So Hattie brother is after her, Hobbs is after her, Brixton is after her, and probably Claire Foy is angry at her too for getting a gig in such a lucrative franchise when she played the bloody queen – where’s her million dollar payday?
Of course there’s travel to multiple countries, and complex heists, and even more complex and made up technology to make this or that happen, and even a trip to Chernobyl, which sounds fun. It’s not like you’re meant to take any of it too seriously, but it is a bit wearying. I can say that these flicks, like all flicks in successful franchises, seem to be getting longer and longer, and now that all the cinemas are going to be shutting down, it seems increasingly likely that they’re going to get even fucking longer.
The question isn’t whether it makes any real world sense, but whether we have fun with them along the way. I guess it’s okay? It really does seem like they’re going through the motions when they’re talking to each other, and the forced jocularity and one-upmanship between Hobbs and Shaw is mostly just tedious.
Vanessa Kirby does better paired with any character, though the sexual tension stuff with the Rock is a bit off. The Rock, somewhat ironically, despite having the kind of physique that we are meant to think is the pinnacle of Man doesn’t ever get any in these flicks. Sure, some women have to act around him like he’s the bee’s knees who fucks like a Viking volcano, but there’s a reason why he displays all the raw sexuality of a roided up Ken doll in every movie he’s in. I don’t know what the reason is, but I assume it’s from choice.
And good on him. I mean, probably no-one these days tells him what to do.

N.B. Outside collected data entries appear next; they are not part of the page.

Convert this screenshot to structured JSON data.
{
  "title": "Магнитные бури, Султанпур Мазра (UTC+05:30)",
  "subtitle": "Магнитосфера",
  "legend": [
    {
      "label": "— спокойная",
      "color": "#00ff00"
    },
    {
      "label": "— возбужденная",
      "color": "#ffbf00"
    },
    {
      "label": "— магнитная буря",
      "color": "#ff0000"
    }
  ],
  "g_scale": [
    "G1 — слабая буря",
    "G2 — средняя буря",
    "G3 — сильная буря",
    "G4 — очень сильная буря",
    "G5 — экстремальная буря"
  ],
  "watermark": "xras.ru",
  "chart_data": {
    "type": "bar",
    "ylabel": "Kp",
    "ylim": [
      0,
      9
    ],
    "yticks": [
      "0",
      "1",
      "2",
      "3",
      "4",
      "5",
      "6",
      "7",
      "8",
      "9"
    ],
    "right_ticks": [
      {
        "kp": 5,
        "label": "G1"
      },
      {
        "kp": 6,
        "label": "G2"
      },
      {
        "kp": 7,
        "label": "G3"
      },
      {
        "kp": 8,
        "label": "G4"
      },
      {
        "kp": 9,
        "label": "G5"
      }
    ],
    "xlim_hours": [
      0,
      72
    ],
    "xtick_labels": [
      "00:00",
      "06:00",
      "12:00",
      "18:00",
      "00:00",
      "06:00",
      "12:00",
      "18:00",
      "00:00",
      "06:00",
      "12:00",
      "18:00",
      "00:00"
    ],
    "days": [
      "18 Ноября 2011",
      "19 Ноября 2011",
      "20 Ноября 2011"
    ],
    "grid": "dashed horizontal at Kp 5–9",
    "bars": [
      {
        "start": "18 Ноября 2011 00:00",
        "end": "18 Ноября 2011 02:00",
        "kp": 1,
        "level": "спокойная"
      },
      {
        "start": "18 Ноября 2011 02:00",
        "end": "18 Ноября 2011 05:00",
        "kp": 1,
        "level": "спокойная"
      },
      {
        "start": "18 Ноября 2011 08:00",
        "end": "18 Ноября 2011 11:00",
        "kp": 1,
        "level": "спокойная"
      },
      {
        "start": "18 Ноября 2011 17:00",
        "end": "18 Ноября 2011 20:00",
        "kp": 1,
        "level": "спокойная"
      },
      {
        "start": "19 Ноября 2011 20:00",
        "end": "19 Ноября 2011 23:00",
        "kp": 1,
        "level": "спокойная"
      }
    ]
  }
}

Unless they’re the bad guy. Idris, I’m ashamed to say, isn’t that memorable in this. Because of the magic of Technology, he isn’t even afforded the luxury of being a malevolent villain who wants to destroy everyone because humanity sucks, or because they did him wrong, or because a drunk driver killed his girlfriend and he wants revenge / justice / cupcakes.
He’s just a guy controlled by someone or something else, like by remote control. And when he goes, he’ll go unlamented, and unmourned.
But also, when he goes, it’ll be on the isle of Samoa, because this flick somehow even more implausibly ends up there, with Hobbs somehow coming to reconcile with his brother (the awesome Maori actor Cliff Curtis) as the primal tribal power of Samoans with hotted up cars and trucks take on and defeat the AI Technology of Colonialism or something.
I have to admit, I might have been inebriated when I watched this. And this was before the shutdown of air travel, having travelled for work, in a hotel room, with literally nothing better to do. It’s definitely a Saturday night flick, which can’t really be remembered that well by Monday. But sometimes we need that in these crazy, crazy times.
6 times I really thought the flick would be an argument between Thomas Hobbes’ Leviathan and George Bernard Shaw’s Man and Superman for who had a lower opinion of humanity out of 10
“I’m trying to save the world, which, for the record, will be my fourth time, ‘cause I’m really good at it.” – I’m glad you’re keeping track – Hobbs & Shaw.